The US Federal Trade Commission issued Green Guides in 1992 for properly citing certifications, carbon offsets, and terms such as recyclable, compostable, renewable, and so on. Meanwhile, the US Environmental Protection Agency has standard ecolabels (Energy Star, WaterSense, Safer Choice) for identifying products that pass the agency’s environmental performance criteria. In Canada, its Parliament amended the Competition Act in 2024 to include consumer protection against greenwashing claims.

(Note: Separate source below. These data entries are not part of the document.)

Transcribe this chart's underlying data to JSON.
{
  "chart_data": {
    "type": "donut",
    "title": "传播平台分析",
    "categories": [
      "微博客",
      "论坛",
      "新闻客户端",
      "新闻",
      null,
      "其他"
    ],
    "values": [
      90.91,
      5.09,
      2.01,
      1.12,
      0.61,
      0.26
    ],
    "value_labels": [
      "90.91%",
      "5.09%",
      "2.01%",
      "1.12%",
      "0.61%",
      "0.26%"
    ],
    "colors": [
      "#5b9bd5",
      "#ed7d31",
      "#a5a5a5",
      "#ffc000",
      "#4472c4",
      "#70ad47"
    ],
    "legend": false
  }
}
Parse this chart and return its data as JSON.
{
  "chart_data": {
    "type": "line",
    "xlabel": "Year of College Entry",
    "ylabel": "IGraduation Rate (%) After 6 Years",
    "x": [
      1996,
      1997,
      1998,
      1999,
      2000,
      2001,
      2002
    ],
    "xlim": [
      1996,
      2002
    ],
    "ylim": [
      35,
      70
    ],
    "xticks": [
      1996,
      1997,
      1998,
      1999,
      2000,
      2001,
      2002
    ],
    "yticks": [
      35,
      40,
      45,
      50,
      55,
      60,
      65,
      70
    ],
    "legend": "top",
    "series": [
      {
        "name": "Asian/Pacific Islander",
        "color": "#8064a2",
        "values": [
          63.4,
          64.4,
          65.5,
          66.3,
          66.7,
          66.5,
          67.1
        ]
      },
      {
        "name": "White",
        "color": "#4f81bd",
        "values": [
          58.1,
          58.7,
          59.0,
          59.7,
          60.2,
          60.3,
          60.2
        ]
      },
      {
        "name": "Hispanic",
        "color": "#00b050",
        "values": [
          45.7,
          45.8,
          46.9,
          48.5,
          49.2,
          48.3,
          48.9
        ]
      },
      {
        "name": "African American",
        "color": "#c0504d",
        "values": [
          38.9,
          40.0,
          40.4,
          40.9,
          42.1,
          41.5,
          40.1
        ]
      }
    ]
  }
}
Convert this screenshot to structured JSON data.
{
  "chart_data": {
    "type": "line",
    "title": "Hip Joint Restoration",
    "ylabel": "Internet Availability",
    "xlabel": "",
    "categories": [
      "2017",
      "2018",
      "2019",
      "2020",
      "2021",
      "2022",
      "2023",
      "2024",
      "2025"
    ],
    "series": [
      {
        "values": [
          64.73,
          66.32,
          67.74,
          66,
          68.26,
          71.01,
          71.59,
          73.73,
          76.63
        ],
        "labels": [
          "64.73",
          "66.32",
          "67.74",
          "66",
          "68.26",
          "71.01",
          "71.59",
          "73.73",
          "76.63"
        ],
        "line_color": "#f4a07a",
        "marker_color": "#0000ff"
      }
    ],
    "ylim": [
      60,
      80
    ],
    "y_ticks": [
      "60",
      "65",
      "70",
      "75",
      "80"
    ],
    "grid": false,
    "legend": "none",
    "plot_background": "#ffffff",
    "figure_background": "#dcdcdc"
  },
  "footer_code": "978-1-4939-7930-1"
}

European Union and EU Member States

The EU Parliament approved in 2024 the EU Commission’s proposed Green Claims Directive requiring companies to substantiate their environmental claims.  It involves a life-cycle perspective on sustainability assessments. Moreover, the directive bans using “climate neutral,” “natural,” and other general terms without proof. The policy strengthens the Empowering Consumers for the Green Transition (“EmpCo Directive”), which aims to protect buyers from deceptive labels and short-lifespan products due to poor quality or design. Meanwhile, nations like France, Denmark, and Poland have national laws on environmental claims.

United Nations

At the UN, a high-level expert group formed by Secretary-General António Guterres in 2022 developed a thorough four-phased checklist for “non-state entities”—businesses, financial institutions, local and regional government bodies). The process, part of the group’s “Integrity Matters” report, aims to help them achieve credibility and accountability with their net-zero pledges.

 

What Can We Do?

These steps can help consumers and businesses avoid greenwashing.

For consumers

  • Research and learn about common greenwashing tactics.
  • Take a holistic approach when assessing a product’s environmental impact—from sourcing raw materials to packaging and shipping.
  • Adopt sustainable buying habits: shopping from companies with transparent environment commitments, buying locally or from second-hand stores, and borrowing or reusing instead of spending on new items.

For businesses

  • Be honest with your audience by specifying what your claims refer to (manufacturing or packaging). Don’t use vague language or overstate benefits.
  • Earmark a budget for sustainability initiatives: setting realistic and scientifically backed targets, identifying areas with high emissions, and writing disclosure and progress reports based on globally accepted reporting standards.
  • Partner with third-party auditors or accreditation companies.